What does a data analyst do?

Estimated reading time: 4 minutes

Livestream #2 – What does a data analyst do?

You are probably sitting there hearing about big data and databases, data analytics and machine learning and wonder where a data analyst fits in?

Here we will look to break it down step by step.

Sometimes a data analyst can be confused with a business analyst; there are subtle differences:

  • Business Analyst: Their role is to document the user’s requirements in a document that is descriptive of what the user wants.
    • In this case, a document that all parties can agree to is created, and it can be used as part of the project sign off.
  • Data Analyst: On the other hand, a data analyst will take the business requirements and translate them into data deliverables.
    • They use the document to ensure the project has the right data to meet the project objectives in the right place at the right time.

Data Mapping

In different data projects there will be a need to reconcile the data between systems, a data analysis will help here.

In a data mapping exercise, the data analyst will be expected to look at one or more sources and map them to a destination system.

  • This ensures a match between the two datasets.
  • Which results in the ability to reconcile the two systems.
  • Allows the ability to use data in multiple systems, knowing the consistency is in place.
  • Consistency of the data types between the systems.
  • It ensures that data validation errors are kept to a minimum.

Often a Data Analyst will build a traceability matrix, which tracks the data item from creation through to consumption.

Data Quality

In most companies, there will be teams (depending on their size) dedicated to this, and their input will be pivotal to existing and future data use.

It is an important task that could impact internal and external reporting and a company’s ability to make decisions accurately.

Some of the areas that might be looked at include:

(A) Investigate duplicate data – There could be a number of reasons this has to be checked:

  • Data manually entered multiple times.
  • An automated process ran multiple times.
  • A change to an IT system has unknowingly duplicated data.

(B) Finding errors – This could be completed in conjunction with data reporting outlined below.

  • Normally companies will clearly have rules that pick up the data errors that are not expected.
  • A data analyst will analyse why these errors are occurring.

(C) Checking for missing data.

  • Data feeds have failed.
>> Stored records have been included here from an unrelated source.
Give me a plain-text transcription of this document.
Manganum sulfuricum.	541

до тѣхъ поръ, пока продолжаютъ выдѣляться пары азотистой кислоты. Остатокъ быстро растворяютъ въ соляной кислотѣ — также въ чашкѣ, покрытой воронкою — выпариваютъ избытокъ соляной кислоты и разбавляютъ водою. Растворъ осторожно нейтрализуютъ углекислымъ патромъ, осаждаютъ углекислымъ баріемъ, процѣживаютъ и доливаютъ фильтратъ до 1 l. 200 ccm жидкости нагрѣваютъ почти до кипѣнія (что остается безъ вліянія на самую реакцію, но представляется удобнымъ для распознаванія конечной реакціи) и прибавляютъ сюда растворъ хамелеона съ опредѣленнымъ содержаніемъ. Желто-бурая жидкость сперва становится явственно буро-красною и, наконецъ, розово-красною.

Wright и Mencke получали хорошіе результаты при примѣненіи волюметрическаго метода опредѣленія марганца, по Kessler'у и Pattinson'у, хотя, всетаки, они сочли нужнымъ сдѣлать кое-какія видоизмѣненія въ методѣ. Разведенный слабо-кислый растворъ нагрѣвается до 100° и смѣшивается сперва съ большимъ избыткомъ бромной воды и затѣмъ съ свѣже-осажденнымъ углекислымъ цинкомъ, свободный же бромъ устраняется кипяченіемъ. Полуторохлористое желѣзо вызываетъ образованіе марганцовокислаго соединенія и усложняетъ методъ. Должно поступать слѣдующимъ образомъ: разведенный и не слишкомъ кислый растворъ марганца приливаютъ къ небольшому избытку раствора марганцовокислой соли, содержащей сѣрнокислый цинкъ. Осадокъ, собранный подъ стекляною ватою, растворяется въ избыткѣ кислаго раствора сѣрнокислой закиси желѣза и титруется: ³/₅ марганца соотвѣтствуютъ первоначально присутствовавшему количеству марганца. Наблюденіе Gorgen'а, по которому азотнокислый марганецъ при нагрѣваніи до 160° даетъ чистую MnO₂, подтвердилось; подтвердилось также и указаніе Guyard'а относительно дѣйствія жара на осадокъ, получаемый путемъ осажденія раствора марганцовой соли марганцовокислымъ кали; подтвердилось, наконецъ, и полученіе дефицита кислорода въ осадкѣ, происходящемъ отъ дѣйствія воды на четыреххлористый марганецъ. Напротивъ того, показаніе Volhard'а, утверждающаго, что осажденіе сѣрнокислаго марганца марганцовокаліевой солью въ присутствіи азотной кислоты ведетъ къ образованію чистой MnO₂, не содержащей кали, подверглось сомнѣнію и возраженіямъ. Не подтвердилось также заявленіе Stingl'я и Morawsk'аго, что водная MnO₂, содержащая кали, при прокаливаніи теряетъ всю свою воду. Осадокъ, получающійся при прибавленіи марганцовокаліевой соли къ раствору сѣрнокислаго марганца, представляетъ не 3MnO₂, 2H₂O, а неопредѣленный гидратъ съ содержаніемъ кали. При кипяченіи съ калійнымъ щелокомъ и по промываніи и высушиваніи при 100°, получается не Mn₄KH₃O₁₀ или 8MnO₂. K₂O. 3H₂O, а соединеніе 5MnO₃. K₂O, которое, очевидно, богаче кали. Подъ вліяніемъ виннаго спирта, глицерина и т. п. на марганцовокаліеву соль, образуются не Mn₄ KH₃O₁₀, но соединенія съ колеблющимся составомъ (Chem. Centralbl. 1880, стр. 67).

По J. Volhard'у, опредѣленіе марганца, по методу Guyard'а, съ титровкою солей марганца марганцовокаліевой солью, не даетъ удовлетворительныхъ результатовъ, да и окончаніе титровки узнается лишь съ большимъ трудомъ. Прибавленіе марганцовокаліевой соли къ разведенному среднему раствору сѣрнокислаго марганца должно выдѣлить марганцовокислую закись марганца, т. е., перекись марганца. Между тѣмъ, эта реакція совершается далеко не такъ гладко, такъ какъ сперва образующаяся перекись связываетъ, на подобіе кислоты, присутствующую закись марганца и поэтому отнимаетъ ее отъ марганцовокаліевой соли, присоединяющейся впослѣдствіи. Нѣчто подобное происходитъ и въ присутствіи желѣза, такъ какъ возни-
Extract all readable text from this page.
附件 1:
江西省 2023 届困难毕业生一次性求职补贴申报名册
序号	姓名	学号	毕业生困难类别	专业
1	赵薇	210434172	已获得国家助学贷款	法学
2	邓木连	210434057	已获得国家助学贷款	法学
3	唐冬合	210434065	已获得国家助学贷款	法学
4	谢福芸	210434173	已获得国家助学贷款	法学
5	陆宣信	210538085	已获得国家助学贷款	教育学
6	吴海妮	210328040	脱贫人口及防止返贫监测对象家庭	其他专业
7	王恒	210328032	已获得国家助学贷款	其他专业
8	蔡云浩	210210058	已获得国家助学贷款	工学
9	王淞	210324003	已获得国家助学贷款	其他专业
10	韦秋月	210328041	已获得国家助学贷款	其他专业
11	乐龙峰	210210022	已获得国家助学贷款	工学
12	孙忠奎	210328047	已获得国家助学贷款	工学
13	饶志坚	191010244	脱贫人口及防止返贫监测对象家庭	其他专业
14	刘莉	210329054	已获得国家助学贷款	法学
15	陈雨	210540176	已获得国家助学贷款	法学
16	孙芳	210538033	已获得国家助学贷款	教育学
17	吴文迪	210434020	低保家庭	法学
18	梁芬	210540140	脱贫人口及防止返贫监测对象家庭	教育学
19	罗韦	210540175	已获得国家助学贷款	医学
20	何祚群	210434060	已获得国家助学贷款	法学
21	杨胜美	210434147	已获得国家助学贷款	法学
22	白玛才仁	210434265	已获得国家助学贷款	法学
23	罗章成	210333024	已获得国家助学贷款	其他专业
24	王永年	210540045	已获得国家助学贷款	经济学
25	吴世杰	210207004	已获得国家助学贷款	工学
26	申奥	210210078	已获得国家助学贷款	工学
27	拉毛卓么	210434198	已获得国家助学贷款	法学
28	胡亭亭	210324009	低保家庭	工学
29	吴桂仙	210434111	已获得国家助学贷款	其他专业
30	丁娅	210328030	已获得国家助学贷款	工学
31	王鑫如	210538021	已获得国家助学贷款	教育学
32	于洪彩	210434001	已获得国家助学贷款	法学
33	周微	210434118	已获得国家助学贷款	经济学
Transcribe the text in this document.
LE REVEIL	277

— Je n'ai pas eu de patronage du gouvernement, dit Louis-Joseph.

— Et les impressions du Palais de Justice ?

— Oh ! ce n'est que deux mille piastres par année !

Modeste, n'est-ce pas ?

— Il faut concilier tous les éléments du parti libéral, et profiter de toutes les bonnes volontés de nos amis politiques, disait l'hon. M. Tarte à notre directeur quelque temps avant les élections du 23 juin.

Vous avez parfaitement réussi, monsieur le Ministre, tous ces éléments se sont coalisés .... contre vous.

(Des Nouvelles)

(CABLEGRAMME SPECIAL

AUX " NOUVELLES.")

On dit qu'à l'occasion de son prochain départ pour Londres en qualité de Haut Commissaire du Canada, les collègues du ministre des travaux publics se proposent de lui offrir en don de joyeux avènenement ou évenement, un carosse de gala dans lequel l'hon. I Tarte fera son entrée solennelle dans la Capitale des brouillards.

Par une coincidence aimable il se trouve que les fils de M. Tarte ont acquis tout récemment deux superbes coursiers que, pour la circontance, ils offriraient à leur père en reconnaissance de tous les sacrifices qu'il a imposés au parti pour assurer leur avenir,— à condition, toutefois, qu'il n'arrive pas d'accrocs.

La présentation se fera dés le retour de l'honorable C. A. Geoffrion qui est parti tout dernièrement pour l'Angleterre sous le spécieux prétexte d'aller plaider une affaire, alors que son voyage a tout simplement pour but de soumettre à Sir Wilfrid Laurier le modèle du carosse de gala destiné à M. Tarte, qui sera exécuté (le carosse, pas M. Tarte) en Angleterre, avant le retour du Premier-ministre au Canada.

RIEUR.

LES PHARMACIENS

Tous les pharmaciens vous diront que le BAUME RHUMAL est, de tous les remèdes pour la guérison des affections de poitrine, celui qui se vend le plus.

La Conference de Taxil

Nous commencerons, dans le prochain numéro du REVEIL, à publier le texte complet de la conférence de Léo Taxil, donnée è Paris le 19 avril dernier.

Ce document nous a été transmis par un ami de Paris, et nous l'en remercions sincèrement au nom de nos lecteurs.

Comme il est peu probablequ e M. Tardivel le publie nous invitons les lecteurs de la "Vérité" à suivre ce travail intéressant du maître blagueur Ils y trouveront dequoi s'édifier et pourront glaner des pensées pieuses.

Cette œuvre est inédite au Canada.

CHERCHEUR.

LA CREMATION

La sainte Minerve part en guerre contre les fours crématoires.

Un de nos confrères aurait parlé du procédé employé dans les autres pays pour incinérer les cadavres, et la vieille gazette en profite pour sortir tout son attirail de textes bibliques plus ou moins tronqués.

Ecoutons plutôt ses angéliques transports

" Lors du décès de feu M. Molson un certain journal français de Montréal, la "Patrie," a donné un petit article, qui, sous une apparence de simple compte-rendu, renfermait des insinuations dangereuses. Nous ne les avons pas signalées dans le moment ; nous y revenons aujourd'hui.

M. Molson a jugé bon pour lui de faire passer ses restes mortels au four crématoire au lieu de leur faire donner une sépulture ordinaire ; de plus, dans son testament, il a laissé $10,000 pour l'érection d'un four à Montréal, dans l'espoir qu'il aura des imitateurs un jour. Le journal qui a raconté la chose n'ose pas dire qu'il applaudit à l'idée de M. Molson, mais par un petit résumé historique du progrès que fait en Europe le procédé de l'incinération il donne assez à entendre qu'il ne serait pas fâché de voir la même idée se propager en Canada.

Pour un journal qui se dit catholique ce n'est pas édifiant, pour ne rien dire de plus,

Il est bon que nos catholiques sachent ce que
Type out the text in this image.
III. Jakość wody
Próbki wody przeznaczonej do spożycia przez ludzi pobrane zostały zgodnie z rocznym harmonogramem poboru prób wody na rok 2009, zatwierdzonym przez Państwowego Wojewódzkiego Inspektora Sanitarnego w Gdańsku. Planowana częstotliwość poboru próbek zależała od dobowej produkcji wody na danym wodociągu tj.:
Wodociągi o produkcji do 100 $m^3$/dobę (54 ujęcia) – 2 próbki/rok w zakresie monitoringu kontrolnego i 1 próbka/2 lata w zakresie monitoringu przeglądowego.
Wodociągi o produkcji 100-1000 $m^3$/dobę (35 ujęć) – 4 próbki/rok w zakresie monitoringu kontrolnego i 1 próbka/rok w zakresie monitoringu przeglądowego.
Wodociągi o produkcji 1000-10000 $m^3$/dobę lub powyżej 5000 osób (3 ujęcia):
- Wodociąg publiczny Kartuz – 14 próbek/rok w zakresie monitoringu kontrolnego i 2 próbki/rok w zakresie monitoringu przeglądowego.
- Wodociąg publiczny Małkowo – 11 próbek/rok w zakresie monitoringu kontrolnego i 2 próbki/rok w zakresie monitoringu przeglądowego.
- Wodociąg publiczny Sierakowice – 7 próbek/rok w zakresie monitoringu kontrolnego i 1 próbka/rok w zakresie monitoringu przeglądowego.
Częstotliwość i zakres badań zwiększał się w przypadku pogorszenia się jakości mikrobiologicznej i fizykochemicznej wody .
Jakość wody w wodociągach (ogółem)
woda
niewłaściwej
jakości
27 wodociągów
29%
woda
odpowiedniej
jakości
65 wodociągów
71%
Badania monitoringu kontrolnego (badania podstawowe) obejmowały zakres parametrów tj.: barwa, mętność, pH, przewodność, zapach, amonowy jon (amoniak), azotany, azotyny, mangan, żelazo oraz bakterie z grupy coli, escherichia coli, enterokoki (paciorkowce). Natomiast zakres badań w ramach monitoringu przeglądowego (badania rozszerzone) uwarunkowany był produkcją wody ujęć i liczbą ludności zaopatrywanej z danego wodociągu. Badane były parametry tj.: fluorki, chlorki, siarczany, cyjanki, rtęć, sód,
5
A request to reload the data will be required.
  • Data that was not requested as part of the business requirements confirm that this is the case.

(D) Enhancing the data with additional information – Is there additional information that can be added that can enrich the dataset?

(E) Checking data is in the correct format – There are scenarios where this can go wrong, and example is a date field is populated with text.

Data Reporting

In some of the areas above, we touched on the importance of the quality of data.

Ultimately there may be a need to track:

  • Data Quality – Build reports to capture the quality of data based on predefined business measurements.
  • Real-time Reporting – No new customers or customers who have left an organisation.
  • Track Targets – Is the target set by the business been met daily, weekly, monthly?
  • Management Reporting – Build reports that provide input to management packs that provide an overview of how the business performs.

Data Testing

Organisations go through change projects where new data is being introduced or enhanced.

As a result the data analyst will have a number of tasks to complete:

  • Write Test Scripts – Write all scripts for record counts, transformations and table to table comparisons.
  • Datatype Validation – Ensures all new data will be the same as the other data where it is stored.
  • No loss of data – Check all data is imported correctly with no data truncated.
  • Record count – Write an SQL script that would complete a source to the destination reconciliation.
  • Data Transformation – Ensure any transformations are applied correctly.

Supporting data projects

Ad hoc projects are common , and sometimes become a priority for businses as they deal with requirements that result as part of an immediate business need.

Data Analysts will be called upon to support projects where there is a need to ensure the data required is of a standard that meets the project deliverables:

Some common areas where this might occur includes:

  • Extract data where it has been found to have been corrupted.
  • Investigate data changes, to analyse where a data breach may have occurred.
  • An external regulatory body has requested information to back up some reports submitted.
  • A customer has requested all the company’s information on them; usually the case for a GDPR request.